There they are to the right, sharing the window and the beautiful Dumpster view with another coworker's large-scale jade propagation experiment.
To compare: I planted these from seed from the same tree the same week as the giants up above, but they've been outside on the back patio this whole time. They've endured frost, heat, neglect, and not-terribly-regular watering. As a result, they are tiny but tough--the stems are rigid and the leaves are like leather.
Bryan gave me some metro shelves and recommended I take the floppy indoor guys home to my patio for a few weeks so they'd harden off a bit before transplanting. They do indeed seem to have a little more backbone than before.
(I have better pictures of the shelf setup, but I really wanted to show off the 1.75 inches of rain we got yesterday afternoon. The temperature dropped from 100 to 75 in about 20 minutes after the sky opened up. It was great.)

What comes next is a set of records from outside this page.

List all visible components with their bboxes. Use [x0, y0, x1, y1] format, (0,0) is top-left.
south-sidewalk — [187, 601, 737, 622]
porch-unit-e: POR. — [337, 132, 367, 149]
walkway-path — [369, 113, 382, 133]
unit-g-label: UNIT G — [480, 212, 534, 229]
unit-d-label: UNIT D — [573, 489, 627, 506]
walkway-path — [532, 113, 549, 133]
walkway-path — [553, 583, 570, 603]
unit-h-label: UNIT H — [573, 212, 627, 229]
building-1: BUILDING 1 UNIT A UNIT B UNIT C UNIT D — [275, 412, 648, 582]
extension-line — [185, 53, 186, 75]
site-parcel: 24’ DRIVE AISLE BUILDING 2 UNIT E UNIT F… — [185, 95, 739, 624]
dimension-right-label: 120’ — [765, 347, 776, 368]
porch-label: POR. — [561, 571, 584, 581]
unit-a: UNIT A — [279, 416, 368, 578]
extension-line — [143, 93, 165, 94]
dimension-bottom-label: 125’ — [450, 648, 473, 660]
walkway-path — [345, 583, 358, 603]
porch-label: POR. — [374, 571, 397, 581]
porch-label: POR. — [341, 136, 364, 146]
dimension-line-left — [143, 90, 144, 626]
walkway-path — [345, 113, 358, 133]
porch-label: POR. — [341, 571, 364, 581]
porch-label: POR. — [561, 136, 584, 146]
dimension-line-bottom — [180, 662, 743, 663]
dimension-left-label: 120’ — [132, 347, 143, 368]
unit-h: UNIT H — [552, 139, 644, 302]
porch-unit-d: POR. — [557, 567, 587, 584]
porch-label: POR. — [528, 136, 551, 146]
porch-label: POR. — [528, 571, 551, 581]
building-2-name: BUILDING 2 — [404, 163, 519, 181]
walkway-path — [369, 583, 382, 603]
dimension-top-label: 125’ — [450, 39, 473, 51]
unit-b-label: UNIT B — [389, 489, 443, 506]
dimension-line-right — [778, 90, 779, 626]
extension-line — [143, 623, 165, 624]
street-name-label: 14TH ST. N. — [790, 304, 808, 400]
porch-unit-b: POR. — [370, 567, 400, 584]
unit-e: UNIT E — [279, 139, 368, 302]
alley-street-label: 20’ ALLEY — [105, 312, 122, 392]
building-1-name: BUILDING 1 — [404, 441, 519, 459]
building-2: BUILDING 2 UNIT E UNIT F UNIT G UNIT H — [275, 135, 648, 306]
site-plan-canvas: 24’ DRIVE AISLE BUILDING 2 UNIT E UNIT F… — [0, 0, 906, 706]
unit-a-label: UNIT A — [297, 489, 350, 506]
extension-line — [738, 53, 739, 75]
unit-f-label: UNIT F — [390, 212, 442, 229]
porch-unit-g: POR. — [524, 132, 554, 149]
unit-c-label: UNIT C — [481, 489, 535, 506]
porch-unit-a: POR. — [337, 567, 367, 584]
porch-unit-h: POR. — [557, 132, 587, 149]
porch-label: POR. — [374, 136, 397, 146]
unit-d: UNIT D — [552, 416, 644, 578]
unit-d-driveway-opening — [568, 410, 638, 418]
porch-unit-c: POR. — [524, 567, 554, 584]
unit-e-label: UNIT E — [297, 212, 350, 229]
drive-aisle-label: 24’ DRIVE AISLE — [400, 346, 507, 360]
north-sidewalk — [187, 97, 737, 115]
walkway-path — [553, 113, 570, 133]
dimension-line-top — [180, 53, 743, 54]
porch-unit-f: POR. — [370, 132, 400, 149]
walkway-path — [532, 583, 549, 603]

Bryan had become so dedicated to the cause he even came over to the house yesterday to transplant the seedlings into gallon pots so they'll have more soil and therefore moisture to grow in. In exchange we let him hang out with Üter.
Eric and I also cooked him Tandoori chicken and homemade naan on my new gas grill, which I am sure you will read all about in due time; I am deeply in love with it.
So now we just water, and wait. As soon as it cools off this fall it'll be time to put them in the ground.
In the meantime, I just put some Texas mountain laurel seeds in some pots in the front office, and I notice the redbud seeds from this spring are also about ready to pick and plant. Maybe I'll just keep doing this every year until my entire yard is choked with redbuds and becomes a vast cloud of pink for two weeks every March.